Laurel dug at a crack in the dirt floor with the toe of her shoe. “There was no job, no work waiting for him, was there?”

He shifted his weight, redistributing it unevenly, placing more on the right side of his body. “There’s work around.”

“Of what kind?”

“Same as me.”

“Forgive me, Mr. Plummer, but—”

“Irv.”

“Irv. What kind of work do you do?”

“I was a railroad man. Over thirty years at it. Went all over, repairing tracks. That’s how I got the bum hip.” He patted his left leg joint. “Coupler backed into it. Didn’t stop me from working, though. Just made it harder.

“But I got old and tired, so I stopped railroading several years ago and settled into this place.
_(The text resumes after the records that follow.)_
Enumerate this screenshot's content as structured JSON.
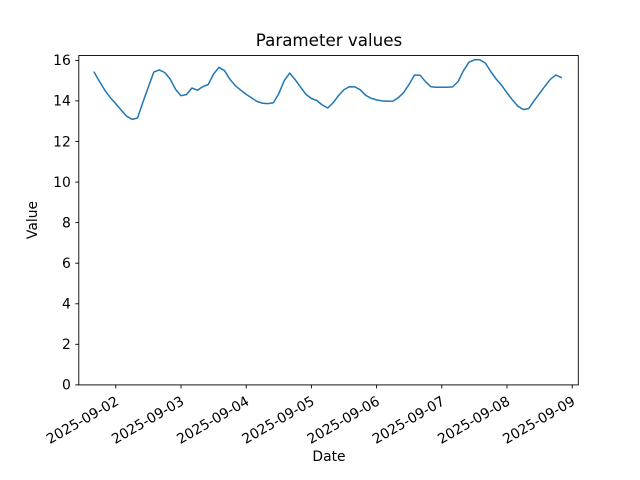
{
  "figure": {
    "background": "#ffffff",
    "text_color": "#000000",
    "axes_color": "#000000"
  },
  "chart_data": {
    "type": "line",
    "title": "Parameter values",
    "xlabel": "Date",
    "ylabel": "Value",
    "grid": false,
    "legend": null,
    "ylim": [
      0,
      16.24
    ],
    "yticks": [
      0,
      2,
      4,
      6,
      8,
      10,
      12,
      14,
      16
    ],
    "x_tick_labels": [
      "2025-09-02",
      "2025-09-03",
      "2025-09-04",
      "2025-09-05",
      "2025-09-06",
      "2025-09-07",
      "2025-09-08",
      "2025-09-09"
    ],
    "series": [
      {
        "color": "#1f77b4",
        "line_width": 1.5,
        "x": [
          "2025-09-01 16:00",
          "2025-09-01 18:00",
          "2025-09-01 20:00",
          "2025-09-01 22:00",
          "2025-09-02 00:00",
          "2025-09-02 02:00",
          "2025-09-02 04:00",
          "2025-09-02 06:00",
          "2025-09-02 08:00",
          "2025-09-02 10:00",
          "2025-09-02 12:00",
          "2025-09-02 14:00",
          "2025-09-02 16:00",
          "2025-09-02 18:00",
          "2025-09-02 20:00",
          "2025-09-02 22:00",
          "2025-09-03 00:00",
          "2025-09-03 02:00",
          "2025-09-03 04:00",
          "2025-09-03 06:00",
          "2025-09-03 08:00",
          "2025-09-03 10:00",
          "2025-09-03 12:00",
          "2025-09-03 14:00",
          "2025-09-03 16:00",
          "2025-09-03 18:00",
          "2025-09-03 20:00",
          "2025-09-03 22:00",
          "2025-09-04 00:00",
          "2025-09-04 02:00",
          "2025-09-04 04:00",
          "2025-09-04 06:00",
          "2025-09-04 08:00",
          "2025-09-04 10:00",
          "2025-09-04 12:00",
          "2025-09-04 14:00",
          "2025-09-04 16:00",
          "2025-09-04 18:00",
          "2025-09-04 20:00",
          "2025-09-04 22:00",
          "2025-09-05 00:00",
          "2025-09-05 02:00",
          "2025-09-05 04:00",
          "2025-09-05 06:00",
          "2025-09-05 08:00",
          "2025-09-05 10:00",
          "2025-09-05 12:00",
          "2025-09-05 14:00",
          "2025-09-05 16:00",
          "2025-09-05 18:00",
          "2025-09-05 20:00",
          "2025-09-05 22:00",
          "2025-09-06 00:00",
          "2025-09-06 02:00",
          "2025-09-06 04:00",
          "2025-09-06 06:00",
          "2025-09-06 08:00",
          "2025-09-06 10:00",
          "2025-09-06 12:00",
          "2025-09-06 14:00",
          "2025-09-06 16:00",
          "2025-09-06 18:00",
          "2025-09-06 20:00",
          "2025-09-06 22:00",
          "2025-09-07 00:00",
          "2025-09-07 02:00",
          "2025-09-07 04:00",
          "2025-09-07 06:00",
          "2025-09-07 08:00",
          "2025-09-07 10:00",
          "2025-09-07 12:00",
          "2025-09-07 14:00",
          "2025-09-07 16:00",
          "2025-09-07 18:00",
          "2025-09-07 20:00",
          "2025-09-07 22:00",
          "2025-09-08 00:00",
          "2025-09-08 02:00",
          "2025-09-08 04:00",
          "2025-09-08 06:00",
          "2025-09-08 08:00",
          "2025-09-08 10:00",
          "2025-09-08 12:00",
          "2025-09-08 14:00",
          "2025-09-08 16:00",
          "2025-09-08 18:00",
          "2025-09-08 20:00"
        ],
        "values": [
          15.42,
          14.96,
          14.52,
          14.16,
          13.86,
          13.55,
          13.24,
          13.09,
          13.16,
          13.95,
          14.69,
          15.42,
          15.53,
          15.4,
          15.08,
          14.57,
          14.26,
          14.31,
          14.64,
          14.53,
          14.7,
          14.81,
          15.33,
          15.66,
          15.49,
          15.07,
          14.75,
          14.53,
          14.32,
          14.15,
          13.97,
          13.89,
          13.87,
          13.91,
          14.36,
          15.0,
          15.37,
          15.05,
          14.68,
          14.32,
          14.12,
          14.02,
          13.8,
          13.65,
          13.91,
          14.27,
          14.56,
          14.7,
          14.69,
          14.55,
          14.28,
          14.13,
          14.05,
          14.0,
          13.98,
          13.99,
          14.16,
          14.42,
          14.83,
          15.28,
          15.27,
          14.95,
          14.7,
          14.67,
          14.67,
          14.67,
          14.69,
          14.96,
          15.49,
          15.91,
          16.03,
          16.03,
          15.87,
          15.45,
          15.08,
          14.77,
          14.4,
          14.05,
          13.74,
          13.58,
          13.62,
          14.01,
          14.37,
          14.73,
          15.07,
          15.28,
          15.15
        ]
      }
    ]
  }
}
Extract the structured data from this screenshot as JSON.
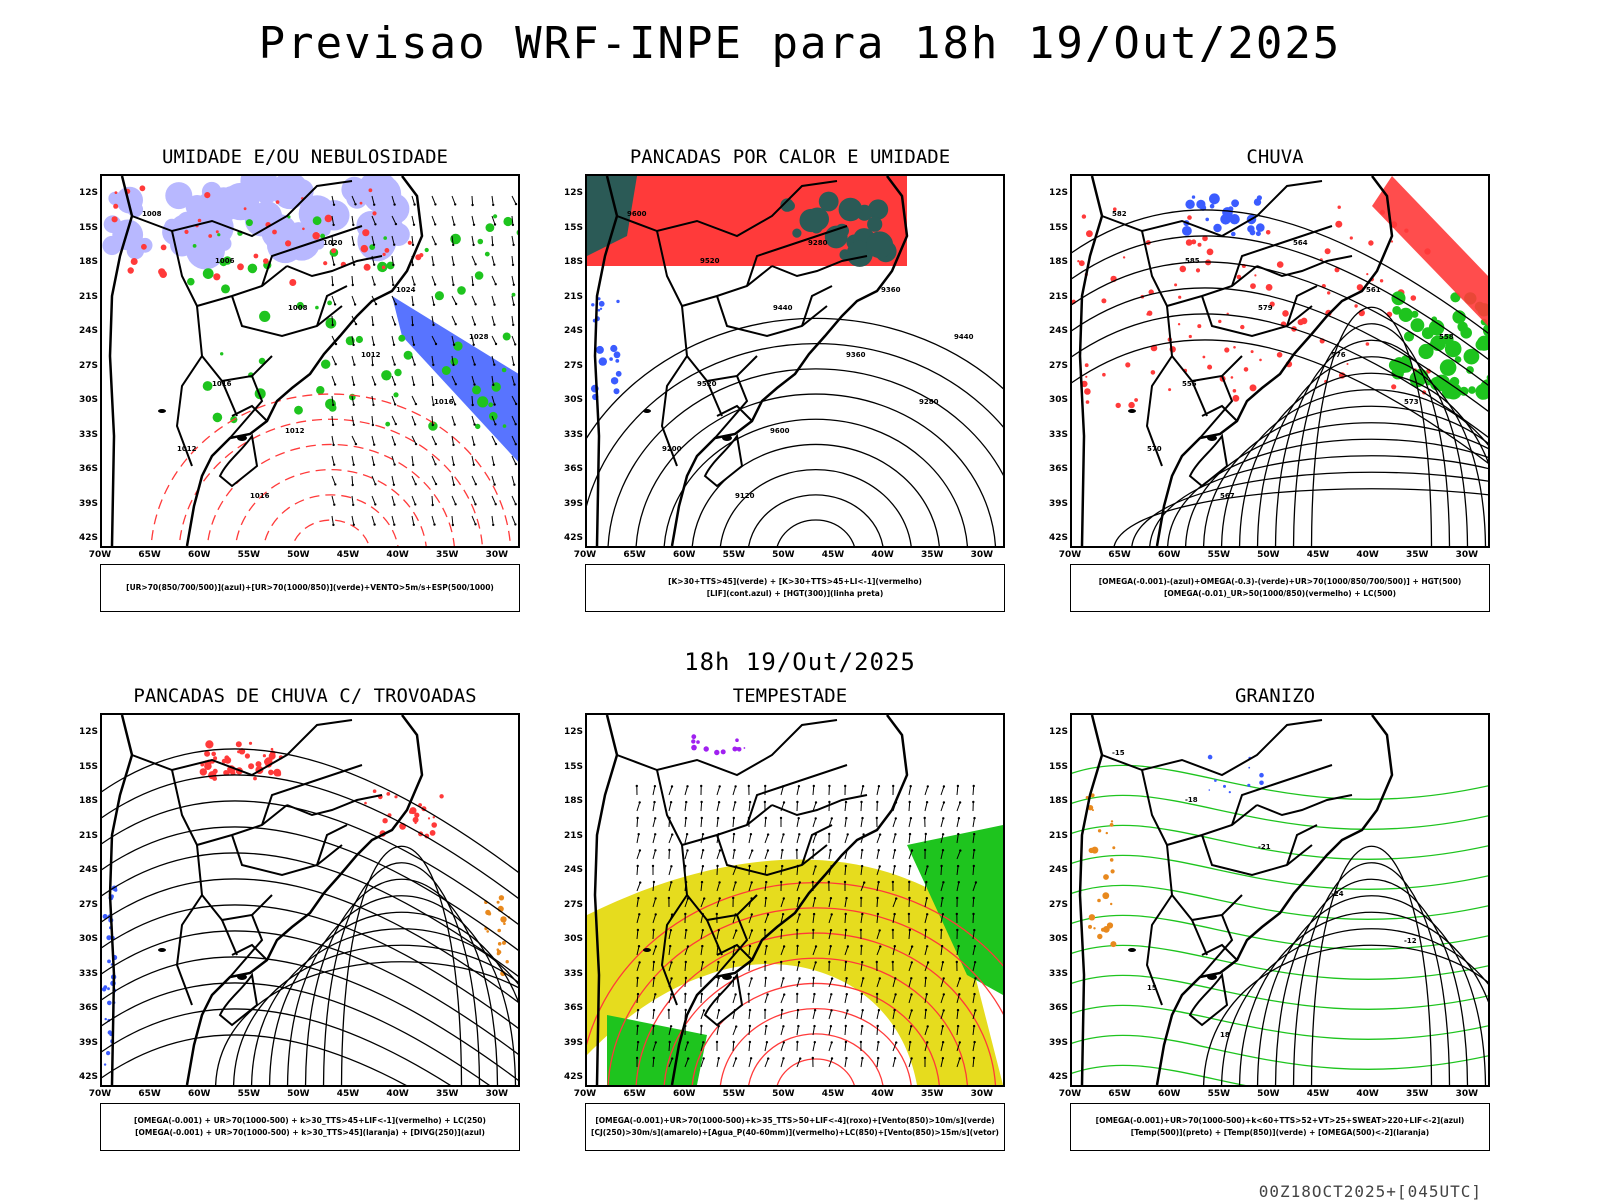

Now I do odd jobs in and around town.” He looked over at her with something of a grin. “I guess you could say I’m a fix-it man.”

“Are there enough things around here that need fixing to keep you busy?” And solvent? She wanted to ask that, but didn’t.

“I’m stretched pretty thin, all right.” He set tin plates and cutlery on the small table, which was not much larger than a checkerboard. “How much had Derby told you about me? Not much good, I reckon.”

“He hadn’t told me anything except that you were still living, as far as he knew. He said the two of you weren’t close.”

He gave a sad nod. “Well, then at least that didn’t come as a shock to you.”

“What caused the rift?”

He pursed his lips thoughtfully, then said, “His mama died young.” He gave the gravy another stir. “What about you? Is your family up in North Texas?”

“Yes. My daddy and uncle grow cotton. Or did. The last three crops got ruined by the boll weevil.”

“You’ll want to notify your folks of this.”

She took a breath, wishing she could postpone this, but reasoned that he needed to know sooner rather than later. “We don’t speak.”